The clinical randomized study ran from 2006 until December 2010 with a concluding five-year follow-up at the end of 2015. Since then, two-and-a-half years have been spent on analyzing results from across the participating countries.
"From the beginning, we wanted to get more countries involved in the study, and we were in discussions with Norway and Ireland, amongst others. But they pulled out because they had already introduced extra scans, and it's practically impossible to find test subjects who're willing to say yes to fewer follow-ups," explains Søren Laurberg, who describes the research result as an important 'non-result' in relation to the clinical guidelines in the many countries which recommend more frequent follow-ups.
He expects that the study will lead to the recommended frequency of follow-ups being reduced - probably to the Danish level, where the follow-up for patients after colorectal cancer operations has remained at one and three years.
"As I see it, the study has in this way prevented the introduction of more frequent follow-ups after surgery for colorectal cancer on a less than stringent basis," says Søren Laurberg, who points out that there is a tendency towards ever more follow-ups and diagnostic imaging - also for other forms of cancer.

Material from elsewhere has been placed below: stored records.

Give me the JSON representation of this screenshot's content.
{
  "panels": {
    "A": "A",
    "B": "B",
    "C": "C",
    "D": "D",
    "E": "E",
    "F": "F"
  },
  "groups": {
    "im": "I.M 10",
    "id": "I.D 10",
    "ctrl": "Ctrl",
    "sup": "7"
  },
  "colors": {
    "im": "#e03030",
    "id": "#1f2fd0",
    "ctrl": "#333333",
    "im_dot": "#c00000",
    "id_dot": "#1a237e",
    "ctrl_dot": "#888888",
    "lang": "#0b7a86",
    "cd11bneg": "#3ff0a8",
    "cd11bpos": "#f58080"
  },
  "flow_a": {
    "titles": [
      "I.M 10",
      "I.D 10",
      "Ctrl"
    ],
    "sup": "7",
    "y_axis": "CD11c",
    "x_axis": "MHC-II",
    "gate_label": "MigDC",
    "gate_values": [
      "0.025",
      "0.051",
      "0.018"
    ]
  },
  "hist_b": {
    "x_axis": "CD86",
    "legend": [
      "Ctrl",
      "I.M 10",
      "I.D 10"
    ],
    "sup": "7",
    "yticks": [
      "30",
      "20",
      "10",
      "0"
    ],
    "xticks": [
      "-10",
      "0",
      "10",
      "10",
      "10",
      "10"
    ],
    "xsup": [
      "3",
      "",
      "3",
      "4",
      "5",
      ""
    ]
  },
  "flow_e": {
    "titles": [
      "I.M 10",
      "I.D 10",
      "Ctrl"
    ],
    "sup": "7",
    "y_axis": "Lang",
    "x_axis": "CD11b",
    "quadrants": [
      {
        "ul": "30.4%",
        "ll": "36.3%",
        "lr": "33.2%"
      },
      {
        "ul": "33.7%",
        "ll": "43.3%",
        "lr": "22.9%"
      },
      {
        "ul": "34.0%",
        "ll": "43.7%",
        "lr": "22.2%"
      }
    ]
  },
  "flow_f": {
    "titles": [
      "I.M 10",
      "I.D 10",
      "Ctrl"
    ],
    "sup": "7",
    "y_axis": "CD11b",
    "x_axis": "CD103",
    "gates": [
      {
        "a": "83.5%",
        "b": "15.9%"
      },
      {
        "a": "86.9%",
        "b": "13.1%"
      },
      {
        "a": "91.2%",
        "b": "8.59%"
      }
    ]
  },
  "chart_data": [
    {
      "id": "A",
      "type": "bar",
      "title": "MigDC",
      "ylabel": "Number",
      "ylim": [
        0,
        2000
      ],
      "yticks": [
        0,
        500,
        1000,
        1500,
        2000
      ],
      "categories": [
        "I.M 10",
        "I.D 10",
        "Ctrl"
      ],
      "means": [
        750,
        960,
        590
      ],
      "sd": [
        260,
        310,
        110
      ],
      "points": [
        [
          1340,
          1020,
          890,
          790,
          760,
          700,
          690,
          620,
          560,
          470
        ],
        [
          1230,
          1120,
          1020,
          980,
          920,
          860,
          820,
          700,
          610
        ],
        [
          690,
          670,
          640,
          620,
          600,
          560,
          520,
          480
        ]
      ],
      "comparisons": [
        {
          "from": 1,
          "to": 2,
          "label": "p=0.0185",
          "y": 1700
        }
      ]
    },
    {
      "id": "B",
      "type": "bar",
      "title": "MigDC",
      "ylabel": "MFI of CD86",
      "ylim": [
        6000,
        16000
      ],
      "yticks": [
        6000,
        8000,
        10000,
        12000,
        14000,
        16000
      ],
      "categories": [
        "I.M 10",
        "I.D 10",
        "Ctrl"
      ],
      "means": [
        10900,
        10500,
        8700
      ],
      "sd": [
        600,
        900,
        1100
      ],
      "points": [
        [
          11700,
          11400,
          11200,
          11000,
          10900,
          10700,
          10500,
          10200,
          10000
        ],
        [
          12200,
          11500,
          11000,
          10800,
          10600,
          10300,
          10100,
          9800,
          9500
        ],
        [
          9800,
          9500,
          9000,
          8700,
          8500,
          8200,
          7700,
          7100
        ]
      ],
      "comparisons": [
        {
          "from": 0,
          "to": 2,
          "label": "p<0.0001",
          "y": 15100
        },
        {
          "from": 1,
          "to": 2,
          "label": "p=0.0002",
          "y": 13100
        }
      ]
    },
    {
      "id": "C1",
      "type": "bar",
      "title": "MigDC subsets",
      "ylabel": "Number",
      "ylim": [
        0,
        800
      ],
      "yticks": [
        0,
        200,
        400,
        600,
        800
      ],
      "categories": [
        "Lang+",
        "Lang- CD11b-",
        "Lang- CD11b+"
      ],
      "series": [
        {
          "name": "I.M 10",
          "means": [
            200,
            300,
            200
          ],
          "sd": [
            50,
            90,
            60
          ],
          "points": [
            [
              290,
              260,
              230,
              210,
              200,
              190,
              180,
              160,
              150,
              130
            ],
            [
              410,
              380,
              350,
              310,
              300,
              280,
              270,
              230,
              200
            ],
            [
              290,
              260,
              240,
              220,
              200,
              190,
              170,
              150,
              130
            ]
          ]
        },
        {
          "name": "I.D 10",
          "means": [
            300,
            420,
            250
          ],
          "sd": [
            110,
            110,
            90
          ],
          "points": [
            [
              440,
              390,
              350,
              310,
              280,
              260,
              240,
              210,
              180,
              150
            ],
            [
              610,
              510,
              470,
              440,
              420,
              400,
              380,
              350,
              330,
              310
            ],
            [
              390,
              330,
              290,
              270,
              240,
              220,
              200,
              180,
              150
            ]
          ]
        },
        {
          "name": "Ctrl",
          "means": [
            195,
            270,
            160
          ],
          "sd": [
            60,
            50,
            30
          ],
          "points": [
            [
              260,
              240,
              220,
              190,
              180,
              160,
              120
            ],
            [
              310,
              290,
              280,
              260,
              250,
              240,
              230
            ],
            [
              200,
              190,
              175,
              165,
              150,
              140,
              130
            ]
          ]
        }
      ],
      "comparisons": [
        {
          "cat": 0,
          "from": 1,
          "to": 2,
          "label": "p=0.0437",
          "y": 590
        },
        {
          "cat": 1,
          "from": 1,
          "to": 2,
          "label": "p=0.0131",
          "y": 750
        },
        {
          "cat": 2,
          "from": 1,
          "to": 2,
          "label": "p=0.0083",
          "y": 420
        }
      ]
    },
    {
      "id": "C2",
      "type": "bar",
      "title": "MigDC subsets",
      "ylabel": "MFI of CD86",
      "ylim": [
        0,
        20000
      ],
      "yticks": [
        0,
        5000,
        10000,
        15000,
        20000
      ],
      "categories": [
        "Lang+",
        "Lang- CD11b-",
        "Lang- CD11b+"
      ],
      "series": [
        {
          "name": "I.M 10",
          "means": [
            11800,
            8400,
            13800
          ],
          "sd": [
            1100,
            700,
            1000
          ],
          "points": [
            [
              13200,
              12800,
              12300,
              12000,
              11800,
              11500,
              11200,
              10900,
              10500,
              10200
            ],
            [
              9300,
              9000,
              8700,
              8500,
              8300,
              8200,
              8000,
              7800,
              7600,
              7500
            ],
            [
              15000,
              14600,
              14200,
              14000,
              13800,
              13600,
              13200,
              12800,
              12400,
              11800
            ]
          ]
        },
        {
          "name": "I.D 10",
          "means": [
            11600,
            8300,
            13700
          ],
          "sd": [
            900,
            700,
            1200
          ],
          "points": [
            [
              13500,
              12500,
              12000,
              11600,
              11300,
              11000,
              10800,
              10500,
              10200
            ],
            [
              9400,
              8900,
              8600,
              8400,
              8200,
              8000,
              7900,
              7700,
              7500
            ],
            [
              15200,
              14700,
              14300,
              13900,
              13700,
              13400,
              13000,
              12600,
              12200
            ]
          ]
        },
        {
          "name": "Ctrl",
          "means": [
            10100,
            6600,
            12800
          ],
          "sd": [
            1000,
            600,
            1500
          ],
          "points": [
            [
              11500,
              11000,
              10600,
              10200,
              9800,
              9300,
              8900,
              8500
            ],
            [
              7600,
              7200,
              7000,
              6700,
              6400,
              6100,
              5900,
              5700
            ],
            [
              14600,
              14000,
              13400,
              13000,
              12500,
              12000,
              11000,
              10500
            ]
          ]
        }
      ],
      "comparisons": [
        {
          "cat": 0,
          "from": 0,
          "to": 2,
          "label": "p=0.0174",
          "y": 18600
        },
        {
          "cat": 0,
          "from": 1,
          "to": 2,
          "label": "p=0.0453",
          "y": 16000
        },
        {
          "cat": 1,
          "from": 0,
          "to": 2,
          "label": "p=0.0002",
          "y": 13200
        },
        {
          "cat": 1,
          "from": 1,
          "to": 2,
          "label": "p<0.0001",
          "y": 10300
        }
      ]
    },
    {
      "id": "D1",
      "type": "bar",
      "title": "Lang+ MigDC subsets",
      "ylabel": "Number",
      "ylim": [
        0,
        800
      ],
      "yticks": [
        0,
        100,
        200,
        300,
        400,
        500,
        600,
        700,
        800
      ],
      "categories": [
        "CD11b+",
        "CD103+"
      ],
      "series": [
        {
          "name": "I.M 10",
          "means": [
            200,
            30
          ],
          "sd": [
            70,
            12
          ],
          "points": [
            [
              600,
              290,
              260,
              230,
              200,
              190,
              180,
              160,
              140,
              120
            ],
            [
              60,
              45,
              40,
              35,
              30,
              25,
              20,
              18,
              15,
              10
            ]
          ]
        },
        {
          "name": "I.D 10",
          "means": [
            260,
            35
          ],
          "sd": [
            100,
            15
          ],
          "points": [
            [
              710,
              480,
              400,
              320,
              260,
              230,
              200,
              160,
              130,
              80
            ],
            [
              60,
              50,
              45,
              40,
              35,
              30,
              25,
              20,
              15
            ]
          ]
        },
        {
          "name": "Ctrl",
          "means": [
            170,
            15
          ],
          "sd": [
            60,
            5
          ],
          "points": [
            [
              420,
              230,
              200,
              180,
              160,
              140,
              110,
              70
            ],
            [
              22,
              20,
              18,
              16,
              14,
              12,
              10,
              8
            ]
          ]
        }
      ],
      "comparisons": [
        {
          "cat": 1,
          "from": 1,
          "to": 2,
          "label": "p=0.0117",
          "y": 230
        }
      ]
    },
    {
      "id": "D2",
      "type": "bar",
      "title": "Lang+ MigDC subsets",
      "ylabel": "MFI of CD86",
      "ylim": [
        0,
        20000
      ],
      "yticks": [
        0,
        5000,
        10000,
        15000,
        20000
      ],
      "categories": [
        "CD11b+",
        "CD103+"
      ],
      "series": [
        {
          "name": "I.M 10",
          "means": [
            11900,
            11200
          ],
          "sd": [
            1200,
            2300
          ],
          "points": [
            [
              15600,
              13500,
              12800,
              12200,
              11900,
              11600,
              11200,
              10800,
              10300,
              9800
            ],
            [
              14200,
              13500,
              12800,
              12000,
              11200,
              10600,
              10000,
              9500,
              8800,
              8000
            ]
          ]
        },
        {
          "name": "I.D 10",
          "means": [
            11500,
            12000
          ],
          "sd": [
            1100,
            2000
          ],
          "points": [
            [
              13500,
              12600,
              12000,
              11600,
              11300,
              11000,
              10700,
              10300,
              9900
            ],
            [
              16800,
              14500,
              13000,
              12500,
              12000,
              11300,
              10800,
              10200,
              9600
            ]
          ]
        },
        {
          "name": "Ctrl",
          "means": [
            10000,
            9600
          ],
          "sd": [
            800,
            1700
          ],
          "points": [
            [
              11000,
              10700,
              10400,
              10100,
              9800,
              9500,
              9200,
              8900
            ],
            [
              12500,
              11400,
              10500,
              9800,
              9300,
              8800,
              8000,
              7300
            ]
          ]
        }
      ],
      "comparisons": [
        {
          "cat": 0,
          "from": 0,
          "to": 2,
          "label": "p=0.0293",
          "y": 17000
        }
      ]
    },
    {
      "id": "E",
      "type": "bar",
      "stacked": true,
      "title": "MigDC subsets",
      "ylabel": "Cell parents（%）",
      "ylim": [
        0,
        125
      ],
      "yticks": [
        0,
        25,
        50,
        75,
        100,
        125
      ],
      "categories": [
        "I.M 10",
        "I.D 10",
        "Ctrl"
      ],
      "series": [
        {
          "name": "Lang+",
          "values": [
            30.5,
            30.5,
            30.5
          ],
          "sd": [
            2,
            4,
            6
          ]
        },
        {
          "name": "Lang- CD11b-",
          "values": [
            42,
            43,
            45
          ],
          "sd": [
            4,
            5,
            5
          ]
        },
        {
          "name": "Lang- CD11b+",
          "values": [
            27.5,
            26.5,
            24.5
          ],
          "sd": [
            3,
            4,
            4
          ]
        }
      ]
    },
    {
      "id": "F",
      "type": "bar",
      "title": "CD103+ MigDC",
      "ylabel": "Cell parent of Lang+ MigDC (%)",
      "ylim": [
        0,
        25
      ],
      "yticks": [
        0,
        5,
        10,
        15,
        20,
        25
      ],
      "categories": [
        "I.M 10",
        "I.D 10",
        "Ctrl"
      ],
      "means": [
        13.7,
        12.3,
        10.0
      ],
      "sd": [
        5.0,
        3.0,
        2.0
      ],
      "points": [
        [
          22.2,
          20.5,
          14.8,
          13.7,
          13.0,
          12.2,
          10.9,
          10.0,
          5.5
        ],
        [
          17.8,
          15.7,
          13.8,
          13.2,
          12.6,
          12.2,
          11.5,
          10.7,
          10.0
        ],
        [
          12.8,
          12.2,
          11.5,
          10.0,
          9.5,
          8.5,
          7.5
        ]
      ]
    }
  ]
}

"But they must make a difference. In Denmark a CT scan costs DKK 2,500 (US dollar 395), so with regard to the question of two or five scans, savings of DKK 7,500 (US dollar 1185) per patient can be made, without even thinking of the working hours at the hospitals and lost working hours for the people who take time off work and spend it on an unnecessary scanning," says Søren Laurberg.
The results are published in the scientific journal JAMA.